Santi bersama dua ibu, yang anaknya juga mengidap cerebral palsy, mengajukan permohonan uji materi kepada Mahkamah Konstitusi pada November 2020. Mereka meminta MK membatalkan Pasal 6 ayat 1 dan Pasal 8 ayat 1 Undang-Undang Narkotika, yang mengatur narkotik golongan I, termasuk ganja. Namun, pada 20 Juli 2022, MK menolak permohonan uji materi tersebut dengan dalih belum ada bukti ilmiah dan penelitian yang komprehensif soal penggunaan ganja untuk keperluan medis.

Sebenarnya, kendati menolak permohonan Santi, MK mendorong pemerintah untuk segera menindaklanjuti putusan dengan melakukan pengkajian dan penelitian secara ilmiah. Kajian ini nantinya dapat digunakan untuk membuat kebijakan, termasuk merevisi UU Narkotika.

Nasir Djamil mengatakan Komisi III telah mengundang sejumlah pihak untuk membicarakan rencana legalisasi ganja medis lewat revisi UU Narkotika. Santi termasuk yang dimintai pendapat.

Menurut Nasir, hampir semua anggota Komisi III DPR sepakat ihwal pentingnya melegalkan penggunaan ganja untuk keperluan medis. “Di luar DPR, misalnya BNN, masih berkeras menolak,” ujarnya. Karena itu, kata dia, Komisi III akan mematangkan pembahasan di lingkup internal Panitia Kerja RUU Narkotika lebih dulu.

Anggota Komisi III lainnya, Taufik Basari, mengatakan telah mendengar masukan dari BNN ihwal legalisasi ganja medis dalam rapat kerja. Menurut dia, BNN merasa bahwa ganja tidak dapat digunakan untuk keperluan medis karena dianggap berbahaya. “Intinya, tetap ingin memasukkan ganja dalam golongan I,” kata dia, kemarin.

Menurut Taufik, sikap BNN tersebut didasari kajian soal zat adiktif yang terkandung dalam ganja.
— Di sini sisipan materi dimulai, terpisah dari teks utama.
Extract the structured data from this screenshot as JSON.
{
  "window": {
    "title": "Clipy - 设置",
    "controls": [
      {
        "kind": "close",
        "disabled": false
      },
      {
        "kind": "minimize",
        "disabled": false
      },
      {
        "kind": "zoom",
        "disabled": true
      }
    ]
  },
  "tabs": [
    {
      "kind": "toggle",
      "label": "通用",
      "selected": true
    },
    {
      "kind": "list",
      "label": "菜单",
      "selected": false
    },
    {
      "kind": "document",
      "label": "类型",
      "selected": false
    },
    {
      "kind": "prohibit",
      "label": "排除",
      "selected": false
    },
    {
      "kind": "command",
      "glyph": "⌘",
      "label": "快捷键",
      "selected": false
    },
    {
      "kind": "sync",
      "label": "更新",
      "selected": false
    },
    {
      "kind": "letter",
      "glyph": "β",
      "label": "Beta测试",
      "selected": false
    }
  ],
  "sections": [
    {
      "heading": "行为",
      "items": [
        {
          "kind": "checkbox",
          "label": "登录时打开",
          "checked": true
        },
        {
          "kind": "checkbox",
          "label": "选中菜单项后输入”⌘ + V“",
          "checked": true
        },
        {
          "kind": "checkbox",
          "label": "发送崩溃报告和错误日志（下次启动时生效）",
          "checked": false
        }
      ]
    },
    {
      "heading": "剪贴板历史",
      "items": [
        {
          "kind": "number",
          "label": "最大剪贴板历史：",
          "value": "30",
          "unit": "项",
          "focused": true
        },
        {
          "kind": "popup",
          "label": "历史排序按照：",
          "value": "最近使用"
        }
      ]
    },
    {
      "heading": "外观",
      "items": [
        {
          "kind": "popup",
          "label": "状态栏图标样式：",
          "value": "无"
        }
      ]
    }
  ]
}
Selain itu, BNN menyoroti masalah kemampuan dalam hal mengendalikan penggunaan ganja untuk keperluan medis.

Di luar pro dan kontra tersebut, Taufik berharap pemerintah segera menjalankan putusan MK yang memerintahkan dilakukannya pengkajian soal ganja medis. Dia mengingatkan, pengkajian di Indonesia sebenarnya tidak perlu berangkat dari nol, mengingat sudah pernah dilakukan oleh negara lain, termasuk dari Organisasi Kesehatan Dunia (WHO). “Jangan sampai alasan melakukan pengkajian akhirnya membuat pembahasan RUU ini tertunda, atau akhirnya isu soal ganja medis jadi ditinggalkan,” ujarnya.

Tempo berupaya menghubungi Kepala BNN Petrus Reinhard Golose dan Kepala Bagian Hubungan Masyarakat BNN, Sulistyo Pudjo Hartono, ihwal pembahasan bersama DPR tersebut. Namun keduanya tidak merespons permintaan wawancara Tempo.

Anggota kelompok ahli BNN bidang Farmasi, Mufti Djusnir, mengatakan BNN sebenarnya tidak serta-merta melarang legalisasi ganja medis. Menurut dia, perlu ada pengkajian berbasis fakta yang membuktikan manfaat ganja untuk keperluan medis. Ia turut mengingatkan untuk tetap berpedoman pada UU Narkotika yang masih digunakan sebagai payung hukum di Indonesia soal pemanfaatan narkotik. “Kami tetap tegas pada Pasal 1 ayat 8 UU Narkotika yang menyebutkan narkotik golongan I dilarang digunakan untuk kepentingan pelayanan kesehatan,” kata Mufti, kemarin.

Namun, Mufti menegaskan, pernyataan tersebut bukan harga mati. Sebab, dalam Pasal 8 ayat 2 disebutkan bahwa narkotik golongan I dapat digunakan untuk pengembangan ilmu pengetahuan dalam jumlah yang terbatas.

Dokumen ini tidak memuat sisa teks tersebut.